I found it difficult to read during the lockdown. I’m not sure why, as I’m usually an avid reader. I ploughed through Steven Pinker’s Enlightenment Now, a passionate argument against the extremism of our age. It was tough going but really worth it. 

Richard's greenhouse and garden

On the fiction front, I found Colum McCann’s Apeirogon hard to digest but a delight to read. It is the story of a Palestinian and Israeli brought together by grief and loss. On the one hand it is a brilliantly conceived way of exploring the Israel/Palestine conflict, while on the other I found it difficult to navigate five hundred pages of trauma and pain in the context of a global health emergency.

So much was familiar from my years living in the region and countless reporting assignments in this conflict zone. There is also an important argument about equivalence — is the hurt of one side the same as the extraordinary loss of the other? I’m not convinced. 

In the middle of the pandemic, I rented a camper van to do a film for Prime Time on the effect of the lockdown on the Wild Atlantic Way. This took me away from home for a blissful ten-day road trip. I had the west coast virtually to myself. I visited struggling businesses in Kerry, Clare, Galway and the Aran Islands. It was hectic and fascinating. Many of the hotels and restaurants were struggling for survival. It was an important story to tell. 

But every night I would phone home and issue instructions: "Put the heater on at 9.30," "Water the tomatoes at the roots tonight" "Put the baby chilli plants on the wire stand". My family were thoroughly fed up by the time I got back. 

The result of all this loving (obsessive?) care has been a bumper harvest of tomatoes, courgettes, cucumbers, chillies, lemons, herbs of all sorts.
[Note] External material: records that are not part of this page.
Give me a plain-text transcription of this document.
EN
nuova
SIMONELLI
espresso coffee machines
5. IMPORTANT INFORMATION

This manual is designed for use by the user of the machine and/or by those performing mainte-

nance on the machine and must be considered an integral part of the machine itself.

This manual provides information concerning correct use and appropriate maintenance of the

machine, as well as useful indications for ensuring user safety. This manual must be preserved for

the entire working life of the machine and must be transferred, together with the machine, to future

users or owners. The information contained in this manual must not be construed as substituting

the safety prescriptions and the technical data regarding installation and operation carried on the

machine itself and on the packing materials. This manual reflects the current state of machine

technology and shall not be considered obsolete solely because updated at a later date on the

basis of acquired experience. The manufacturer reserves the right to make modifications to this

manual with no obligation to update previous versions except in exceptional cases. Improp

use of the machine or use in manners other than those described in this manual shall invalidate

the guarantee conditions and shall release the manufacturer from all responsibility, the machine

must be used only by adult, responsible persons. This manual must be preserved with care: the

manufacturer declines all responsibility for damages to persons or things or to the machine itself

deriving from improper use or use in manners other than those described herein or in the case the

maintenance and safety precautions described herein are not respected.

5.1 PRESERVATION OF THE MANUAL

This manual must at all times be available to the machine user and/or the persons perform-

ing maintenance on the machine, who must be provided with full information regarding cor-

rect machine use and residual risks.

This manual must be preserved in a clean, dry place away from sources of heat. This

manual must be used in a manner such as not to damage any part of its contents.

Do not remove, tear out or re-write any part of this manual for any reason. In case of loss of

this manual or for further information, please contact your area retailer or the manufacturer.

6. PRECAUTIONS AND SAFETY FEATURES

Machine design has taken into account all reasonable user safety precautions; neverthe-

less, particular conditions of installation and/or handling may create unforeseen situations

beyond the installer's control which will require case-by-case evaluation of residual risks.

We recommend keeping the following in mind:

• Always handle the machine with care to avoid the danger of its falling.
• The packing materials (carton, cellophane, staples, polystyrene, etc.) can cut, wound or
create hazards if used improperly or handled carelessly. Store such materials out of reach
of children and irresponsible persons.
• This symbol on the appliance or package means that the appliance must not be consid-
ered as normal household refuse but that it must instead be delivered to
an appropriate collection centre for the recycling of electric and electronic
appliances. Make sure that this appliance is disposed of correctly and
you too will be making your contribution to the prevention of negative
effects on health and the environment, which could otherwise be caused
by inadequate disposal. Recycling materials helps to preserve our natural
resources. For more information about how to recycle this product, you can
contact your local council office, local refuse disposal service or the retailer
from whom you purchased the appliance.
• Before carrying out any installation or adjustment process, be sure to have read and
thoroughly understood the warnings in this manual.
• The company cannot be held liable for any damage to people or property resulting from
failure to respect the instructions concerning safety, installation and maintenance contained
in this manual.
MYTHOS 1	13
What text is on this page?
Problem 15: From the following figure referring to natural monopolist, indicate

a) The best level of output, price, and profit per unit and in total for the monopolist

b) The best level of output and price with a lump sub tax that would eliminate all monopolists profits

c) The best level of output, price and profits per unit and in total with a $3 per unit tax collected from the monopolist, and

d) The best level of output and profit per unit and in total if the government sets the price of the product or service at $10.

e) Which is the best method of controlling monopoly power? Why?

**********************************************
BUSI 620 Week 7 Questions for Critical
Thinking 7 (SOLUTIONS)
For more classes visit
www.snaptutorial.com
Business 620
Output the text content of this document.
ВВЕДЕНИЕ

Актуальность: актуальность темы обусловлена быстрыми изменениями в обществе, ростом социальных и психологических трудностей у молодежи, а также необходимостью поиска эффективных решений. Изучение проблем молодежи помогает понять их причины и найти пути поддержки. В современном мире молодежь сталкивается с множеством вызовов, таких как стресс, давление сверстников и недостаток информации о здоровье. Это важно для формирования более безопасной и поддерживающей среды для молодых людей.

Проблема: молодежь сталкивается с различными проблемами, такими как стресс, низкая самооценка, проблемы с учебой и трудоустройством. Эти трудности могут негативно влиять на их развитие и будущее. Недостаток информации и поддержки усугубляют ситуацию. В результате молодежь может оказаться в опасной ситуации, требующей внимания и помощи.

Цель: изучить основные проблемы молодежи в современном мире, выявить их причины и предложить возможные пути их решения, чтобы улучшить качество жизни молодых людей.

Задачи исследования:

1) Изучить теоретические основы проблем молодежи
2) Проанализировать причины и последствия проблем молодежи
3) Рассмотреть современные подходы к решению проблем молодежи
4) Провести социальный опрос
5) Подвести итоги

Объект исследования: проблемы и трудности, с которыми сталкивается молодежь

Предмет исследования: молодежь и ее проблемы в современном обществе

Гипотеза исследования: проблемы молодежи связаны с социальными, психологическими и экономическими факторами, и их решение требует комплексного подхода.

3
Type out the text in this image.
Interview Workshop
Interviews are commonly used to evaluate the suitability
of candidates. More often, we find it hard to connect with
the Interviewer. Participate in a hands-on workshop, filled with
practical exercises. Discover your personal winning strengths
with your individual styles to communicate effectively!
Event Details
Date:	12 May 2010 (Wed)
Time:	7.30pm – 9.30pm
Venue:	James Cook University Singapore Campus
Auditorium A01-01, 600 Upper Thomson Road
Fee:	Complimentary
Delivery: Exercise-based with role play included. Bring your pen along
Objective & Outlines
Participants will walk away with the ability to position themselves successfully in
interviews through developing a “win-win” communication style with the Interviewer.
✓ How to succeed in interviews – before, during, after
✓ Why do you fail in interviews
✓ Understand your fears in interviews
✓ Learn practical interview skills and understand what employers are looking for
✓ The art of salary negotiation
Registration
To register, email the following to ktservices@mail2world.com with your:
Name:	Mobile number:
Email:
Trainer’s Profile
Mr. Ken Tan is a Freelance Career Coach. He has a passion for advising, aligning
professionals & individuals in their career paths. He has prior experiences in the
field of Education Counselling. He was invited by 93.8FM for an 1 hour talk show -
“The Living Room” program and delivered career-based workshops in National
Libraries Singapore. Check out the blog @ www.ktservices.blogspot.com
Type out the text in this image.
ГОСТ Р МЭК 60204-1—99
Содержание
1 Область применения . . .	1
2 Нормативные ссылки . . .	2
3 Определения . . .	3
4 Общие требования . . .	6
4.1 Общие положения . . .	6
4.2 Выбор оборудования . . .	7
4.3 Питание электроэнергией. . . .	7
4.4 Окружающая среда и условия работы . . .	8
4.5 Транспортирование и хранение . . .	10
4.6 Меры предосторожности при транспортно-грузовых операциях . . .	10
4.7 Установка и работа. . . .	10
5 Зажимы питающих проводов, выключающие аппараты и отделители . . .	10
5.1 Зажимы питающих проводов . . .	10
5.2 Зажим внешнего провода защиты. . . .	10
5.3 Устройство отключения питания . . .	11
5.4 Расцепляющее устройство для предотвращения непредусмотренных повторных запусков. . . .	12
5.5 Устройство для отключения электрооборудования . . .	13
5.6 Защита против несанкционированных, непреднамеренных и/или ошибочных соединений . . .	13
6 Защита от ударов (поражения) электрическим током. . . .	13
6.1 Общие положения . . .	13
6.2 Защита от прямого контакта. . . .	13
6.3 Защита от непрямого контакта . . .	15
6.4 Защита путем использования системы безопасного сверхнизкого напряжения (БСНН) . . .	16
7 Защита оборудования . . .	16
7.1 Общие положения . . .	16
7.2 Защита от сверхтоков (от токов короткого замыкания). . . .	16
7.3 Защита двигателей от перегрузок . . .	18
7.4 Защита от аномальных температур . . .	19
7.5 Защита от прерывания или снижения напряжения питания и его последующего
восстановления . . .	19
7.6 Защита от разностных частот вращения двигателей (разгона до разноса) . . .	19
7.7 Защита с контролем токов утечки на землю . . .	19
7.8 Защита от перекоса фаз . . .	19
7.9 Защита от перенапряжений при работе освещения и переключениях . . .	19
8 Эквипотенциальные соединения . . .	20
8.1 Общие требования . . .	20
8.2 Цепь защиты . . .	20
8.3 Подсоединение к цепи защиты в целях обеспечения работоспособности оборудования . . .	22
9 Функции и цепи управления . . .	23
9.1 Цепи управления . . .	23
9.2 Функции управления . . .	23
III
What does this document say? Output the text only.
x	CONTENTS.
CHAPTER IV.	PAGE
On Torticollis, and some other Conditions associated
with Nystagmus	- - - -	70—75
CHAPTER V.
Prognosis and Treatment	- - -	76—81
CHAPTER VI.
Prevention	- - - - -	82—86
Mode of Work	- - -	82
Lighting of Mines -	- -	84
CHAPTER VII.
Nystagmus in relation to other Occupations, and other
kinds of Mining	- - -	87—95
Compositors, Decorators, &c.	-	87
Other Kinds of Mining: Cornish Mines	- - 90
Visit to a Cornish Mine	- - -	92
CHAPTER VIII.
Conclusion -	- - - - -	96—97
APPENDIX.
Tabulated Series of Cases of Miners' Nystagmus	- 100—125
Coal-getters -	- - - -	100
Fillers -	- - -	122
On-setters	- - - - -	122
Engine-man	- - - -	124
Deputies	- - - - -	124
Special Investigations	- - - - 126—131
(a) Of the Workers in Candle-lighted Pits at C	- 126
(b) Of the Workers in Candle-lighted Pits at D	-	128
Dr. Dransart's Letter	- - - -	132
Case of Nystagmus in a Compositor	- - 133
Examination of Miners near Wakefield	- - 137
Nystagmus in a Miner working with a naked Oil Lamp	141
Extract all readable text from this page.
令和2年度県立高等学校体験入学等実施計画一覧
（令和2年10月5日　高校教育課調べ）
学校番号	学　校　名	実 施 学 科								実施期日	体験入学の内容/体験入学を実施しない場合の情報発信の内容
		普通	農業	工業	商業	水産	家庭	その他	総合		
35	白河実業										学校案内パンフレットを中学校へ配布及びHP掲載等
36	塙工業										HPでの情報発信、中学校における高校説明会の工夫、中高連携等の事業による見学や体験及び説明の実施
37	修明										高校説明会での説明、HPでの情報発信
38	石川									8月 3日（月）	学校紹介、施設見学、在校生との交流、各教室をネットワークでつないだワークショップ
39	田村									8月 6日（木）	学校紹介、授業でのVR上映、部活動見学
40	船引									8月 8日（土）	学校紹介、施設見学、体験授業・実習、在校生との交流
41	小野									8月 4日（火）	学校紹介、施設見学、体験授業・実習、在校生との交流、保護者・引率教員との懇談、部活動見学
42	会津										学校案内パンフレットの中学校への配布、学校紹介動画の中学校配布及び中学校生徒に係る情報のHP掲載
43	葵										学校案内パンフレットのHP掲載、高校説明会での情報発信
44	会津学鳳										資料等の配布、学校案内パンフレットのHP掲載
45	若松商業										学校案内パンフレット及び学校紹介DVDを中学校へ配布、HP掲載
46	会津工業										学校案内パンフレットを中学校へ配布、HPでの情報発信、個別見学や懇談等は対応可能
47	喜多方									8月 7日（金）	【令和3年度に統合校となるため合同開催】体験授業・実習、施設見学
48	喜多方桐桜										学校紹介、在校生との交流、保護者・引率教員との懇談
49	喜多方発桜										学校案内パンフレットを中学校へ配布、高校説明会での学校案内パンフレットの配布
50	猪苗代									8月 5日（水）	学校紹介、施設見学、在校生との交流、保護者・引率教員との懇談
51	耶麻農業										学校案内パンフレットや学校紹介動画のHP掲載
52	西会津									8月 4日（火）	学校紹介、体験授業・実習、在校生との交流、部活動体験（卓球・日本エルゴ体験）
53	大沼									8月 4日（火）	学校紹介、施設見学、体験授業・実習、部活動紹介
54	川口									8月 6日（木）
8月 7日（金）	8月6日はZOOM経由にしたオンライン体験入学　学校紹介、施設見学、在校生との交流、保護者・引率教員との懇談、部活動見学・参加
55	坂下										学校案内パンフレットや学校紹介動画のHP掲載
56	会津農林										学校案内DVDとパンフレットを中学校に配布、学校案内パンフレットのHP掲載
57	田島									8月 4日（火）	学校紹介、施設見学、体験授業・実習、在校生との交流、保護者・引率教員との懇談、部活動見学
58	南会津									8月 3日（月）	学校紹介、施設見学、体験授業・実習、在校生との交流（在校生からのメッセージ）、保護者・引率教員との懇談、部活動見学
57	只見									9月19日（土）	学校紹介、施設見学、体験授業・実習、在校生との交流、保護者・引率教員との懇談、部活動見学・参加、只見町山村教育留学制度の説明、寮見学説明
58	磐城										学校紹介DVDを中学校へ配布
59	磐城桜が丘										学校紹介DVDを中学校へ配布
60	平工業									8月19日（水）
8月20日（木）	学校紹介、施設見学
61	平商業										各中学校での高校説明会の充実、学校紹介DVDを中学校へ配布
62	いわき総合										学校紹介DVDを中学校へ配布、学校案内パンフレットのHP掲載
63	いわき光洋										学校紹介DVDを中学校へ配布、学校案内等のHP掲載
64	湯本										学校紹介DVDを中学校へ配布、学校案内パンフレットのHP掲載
My cucumbers were the length of hurleys and everyone who visited got one to take home. I even packaged one up and sent it to my sister in England for her birthday. She laughed like a drain. Luckily, we share the same sense of humour. 

And the harvest kept producing. Yes, I am sick to death of courgettes but can you ever tire of tomatoes? The peppers are coming to an end and I’m freezing them for winter. The last tomatoes are ripening and I’m not looking forward to the supermarket variety. 

When I’m ever asked what I did in lockdown, I laugh. I have an easy reply: "I became a farmer".